Poseł KO od lat żywi się przez rurkę. To myśli o "torturach" Kamińskiego
Poseł KO od lat żywi się przez rurkę. To myśli o "torturach" Kamińskiego Fot. JACEK DOMINSKI/REPORTER
REKLAMA

– Jestem żywiony przez sondę dojelitową, bo choruję na chorobę Leśniowskiego-Crohna. Bez żywienia dojelitowego za pomocą zgłębnika, czyli sondy, nie mógłbym tutaj być. Wielokrotna resekcja jelit spowodowała to, że wchłanialność jest mniejsza i leczenie żywieniowe umożliwia mi normalne życie – zdradził Adrian Witczak w rozmowie z dziennikarzem WP Patrykiem Michalskim.

Choroba Leśniowskiego-Crohna jest chorobą autoimmunolgiczną. Proces zapalny spowodowany przez tę przypadłość dotyczy ściany przewodu pokarmowego i może obejmować różne jego obszary. Objawia się biegunką, bólami brzucha, anemią, utratą masy ciała i niedożywieniem, a późnym powikłaniem może być nawet rak jelita grubego.

Poseł KO w wywiadzie dla WP odniósł się do niedawnych słów Jarosława Kaczyńskiego, który przymusowe dokarmianie w więzieniu Mariusza Kamińskiego nazwał "torturami". – To pokazuje, że pan poseł Kaczyński obraża pacjentów, którzy są leczeni żywieniowo. To nie służy promowaniu leczenia żywieniowego – stwierdził.

– Uzyskałem informację od wielu pacjentów, którzy poczuli się urażeni, bo dzięki temu żyją i mogą funkcjonować. A polityk, który do niedawna miał wpływ na funkcjonowanie kraju, służby zdrowia, mówi, że są to tortury – dodał Witczak.

Na koniec wywiadu polityk zwrócił się bezpośrednio do szefa Prawa i Sprawiedliwości składając mu pewną ofertę. – Panie pośle, zapraszam, żeby dołączył pan do parlamentarnego zespołu ds. leczenia żywieniowego. Zapraszam na wystawę w Sejmie i do rozmowy z pacjentami, którzy są żywieni przez sondę – zaproponował Adrian Witczak.

"Tortury" Mariusza Kamińskiego

Sprawa dotyczy czwartkowej wypowiedzi Jarosława Kaczyńskiego, który w Sejmie został zapytany przez dziennikarzy o powody nieobecności ułaskawionych polityków.

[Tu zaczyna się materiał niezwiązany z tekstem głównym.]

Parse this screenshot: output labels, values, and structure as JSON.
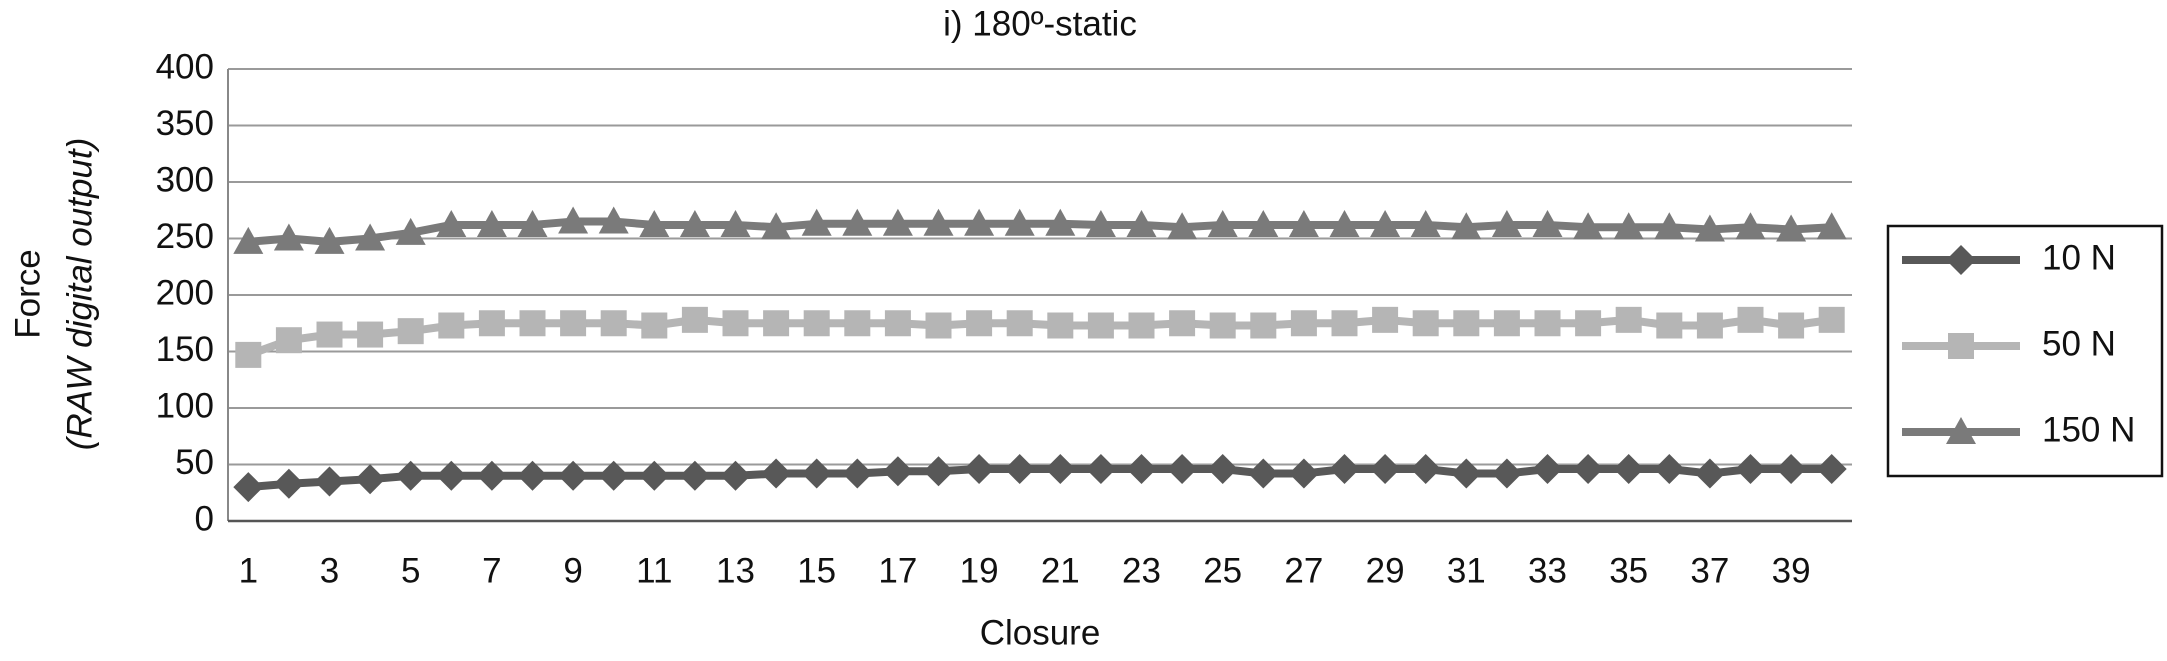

– Sądzę, że dlatego (nie ma Mariusza Kamińskiego i Macieja Wąsika w Sejmie - red.), że są po prostu w bardzo złym stanie zdrowia na skutek przestępstw, które zostały wobec nich popełnione w trakcie pobytu w więzieniu. (...) Szczególnie jeden z nich czuje się źle, a poza tym zastosowano wobec niego tortury – powiedział.

– Bez żadnego powodu człowiekowi, który ma pewne wady, jeśli chodzi o przegrody nosowe, wprowadzono rurę, co powodowało wielki ból, i wiedząc, że za chwilę wyjdzie z więzienia, została dokonana czynność przymusowego karmienia. To jest tortura i ludzie, którzy stosują takie metody, powinni odpowiedzieć za to i to nie jakimiś drobnymi karami, ale wieloletnimi karami więzienia – stwierdził Kaczyński.

Na słowa prezesa PiS zareagowała już Okręgowa Rada Lekarska. Organ zapowiedział złożenie trzeciego wniosku do prezydium parlamentu o ukaranie posła za "skandaliczne i niczym nieuzasadnione słowa pomawiające lekarzy".